Stephen King often associates sexuality with violence, but Hearts in Atlantis makes a graphic equation of the two by crosscutting between shots of Bobby's mother being raped by her boss in a hotel room with ones of Carol being beaten by a villainous youth from a Catholic school who has previously tried to harass her and ridiculed Bobby as a fairy. More sophisticated films in this genre, like Joseph Losey's The Go-Between, usually present the loss of innocence as compensated, if unequally, by a tragic yet inevitable gain in knowledge--"We will grieve not, rather find/Strength in what remains behind," in the words of William Wordsworth's great "Ode: Intimations of Immortality". Yet by making this equation, Hearts in Atlantis depicts adult sexual desire not just as a loss of innocence, but as a descent into animality. 

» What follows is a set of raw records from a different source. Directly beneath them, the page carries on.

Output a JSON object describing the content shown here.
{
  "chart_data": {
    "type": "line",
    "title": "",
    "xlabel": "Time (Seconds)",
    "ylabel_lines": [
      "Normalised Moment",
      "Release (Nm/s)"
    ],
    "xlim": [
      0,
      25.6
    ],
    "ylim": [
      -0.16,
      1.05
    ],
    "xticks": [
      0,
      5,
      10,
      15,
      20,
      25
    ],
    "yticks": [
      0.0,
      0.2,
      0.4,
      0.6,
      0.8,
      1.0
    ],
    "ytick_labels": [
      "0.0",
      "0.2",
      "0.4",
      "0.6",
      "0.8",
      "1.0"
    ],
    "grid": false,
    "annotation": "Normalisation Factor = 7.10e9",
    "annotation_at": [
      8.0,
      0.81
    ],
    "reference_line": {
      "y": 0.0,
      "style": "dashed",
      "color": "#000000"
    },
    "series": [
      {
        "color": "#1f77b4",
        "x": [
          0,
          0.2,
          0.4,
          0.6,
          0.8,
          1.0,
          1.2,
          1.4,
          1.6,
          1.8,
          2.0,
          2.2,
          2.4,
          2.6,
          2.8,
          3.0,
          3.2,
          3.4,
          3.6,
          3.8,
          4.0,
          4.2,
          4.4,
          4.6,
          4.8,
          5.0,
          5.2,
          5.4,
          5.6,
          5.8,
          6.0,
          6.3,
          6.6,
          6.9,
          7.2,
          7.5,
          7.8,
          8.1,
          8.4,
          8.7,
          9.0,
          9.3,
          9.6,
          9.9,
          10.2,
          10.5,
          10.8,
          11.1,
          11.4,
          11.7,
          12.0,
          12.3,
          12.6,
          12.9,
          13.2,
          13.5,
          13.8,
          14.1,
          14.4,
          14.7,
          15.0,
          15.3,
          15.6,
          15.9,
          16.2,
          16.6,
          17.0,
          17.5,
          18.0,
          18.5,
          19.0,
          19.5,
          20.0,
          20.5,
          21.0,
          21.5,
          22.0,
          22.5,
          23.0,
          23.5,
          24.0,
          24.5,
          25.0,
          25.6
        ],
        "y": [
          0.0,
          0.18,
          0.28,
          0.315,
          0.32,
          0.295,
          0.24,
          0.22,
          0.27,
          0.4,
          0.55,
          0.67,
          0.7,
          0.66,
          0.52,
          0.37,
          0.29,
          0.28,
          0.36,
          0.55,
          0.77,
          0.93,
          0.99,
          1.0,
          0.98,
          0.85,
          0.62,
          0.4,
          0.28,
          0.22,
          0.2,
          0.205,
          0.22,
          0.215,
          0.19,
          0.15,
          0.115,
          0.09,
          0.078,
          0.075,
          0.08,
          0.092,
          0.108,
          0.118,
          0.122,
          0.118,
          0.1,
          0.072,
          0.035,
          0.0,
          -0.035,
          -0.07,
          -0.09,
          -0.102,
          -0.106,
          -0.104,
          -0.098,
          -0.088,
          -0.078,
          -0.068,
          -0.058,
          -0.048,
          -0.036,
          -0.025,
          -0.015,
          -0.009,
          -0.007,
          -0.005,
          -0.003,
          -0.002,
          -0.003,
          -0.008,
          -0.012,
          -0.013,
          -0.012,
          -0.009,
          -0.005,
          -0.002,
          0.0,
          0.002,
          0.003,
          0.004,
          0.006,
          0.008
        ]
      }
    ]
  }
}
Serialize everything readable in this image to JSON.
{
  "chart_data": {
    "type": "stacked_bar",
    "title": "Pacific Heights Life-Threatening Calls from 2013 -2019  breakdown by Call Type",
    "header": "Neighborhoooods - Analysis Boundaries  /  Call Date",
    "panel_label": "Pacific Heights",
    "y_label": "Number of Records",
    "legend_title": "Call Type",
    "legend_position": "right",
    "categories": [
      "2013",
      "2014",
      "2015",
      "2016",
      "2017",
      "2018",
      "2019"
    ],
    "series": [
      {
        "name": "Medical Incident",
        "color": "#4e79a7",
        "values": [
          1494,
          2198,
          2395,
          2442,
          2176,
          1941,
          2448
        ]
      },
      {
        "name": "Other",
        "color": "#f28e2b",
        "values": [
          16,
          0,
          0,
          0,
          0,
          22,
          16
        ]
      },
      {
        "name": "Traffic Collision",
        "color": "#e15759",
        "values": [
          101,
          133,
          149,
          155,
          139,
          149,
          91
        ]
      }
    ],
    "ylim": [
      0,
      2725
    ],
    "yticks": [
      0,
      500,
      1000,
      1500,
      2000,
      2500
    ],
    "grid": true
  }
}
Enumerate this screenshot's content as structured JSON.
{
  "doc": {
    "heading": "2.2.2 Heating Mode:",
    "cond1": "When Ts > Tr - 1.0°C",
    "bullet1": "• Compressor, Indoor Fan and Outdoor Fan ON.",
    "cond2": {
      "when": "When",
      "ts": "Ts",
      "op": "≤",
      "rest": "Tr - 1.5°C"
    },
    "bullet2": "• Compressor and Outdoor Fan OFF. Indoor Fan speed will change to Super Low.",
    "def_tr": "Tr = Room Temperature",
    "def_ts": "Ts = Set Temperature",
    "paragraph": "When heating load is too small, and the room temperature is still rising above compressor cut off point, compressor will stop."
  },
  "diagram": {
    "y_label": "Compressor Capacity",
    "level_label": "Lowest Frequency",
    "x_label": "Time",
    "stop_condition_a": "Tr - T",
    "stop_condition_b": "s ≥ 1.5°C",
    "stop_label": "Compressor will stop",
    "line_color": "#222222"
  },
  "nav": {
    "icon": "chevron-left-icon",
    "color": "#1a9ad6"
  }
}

What awaits Bobby as he moves into puberty would seem to resemble the fate of Larry Talbot in The Wolf Man (1941). The only antithesis to the basically depraved behavior of most adolescent/adult males in the film is represented by Ted, who is not only celibate but practically sexless. True, he makes jokes about kissing girls with Bobby, but he comes across mainly as a male old maid. At the end, Bobby and his mother, now reconciled, move to Boston, and he goes on to a prosperous career as a photographer. Nevertheless, the film's real center of gravity lies in the past, and Bobby's memories of his pre-pubescent days of splendor in the grass.

In spite of its pretensions, Hearts of Atlantis is a lightweight movie, but not a bad one. The release of the film was, needless to say, only fortuitous, but given the longing for affirmation in the country at this moment, I think the picture is headed to be a big hit. Nor will the small-town setting and the shrewd way the movie plays the nostalgia card hurt its chances of success at the box office. Hearts of Atlantis is a far better picture than the wildly overrated The Sixth Sense, and it deserves to do at least as well as that overdone turkey did. Note 12/13/01: So much for my ability to forecast box office grosses. Hearts in Atlantis sank quickly from view not long after its initial sortie, although it may win Hopkin an Oscar® nomination for his performance.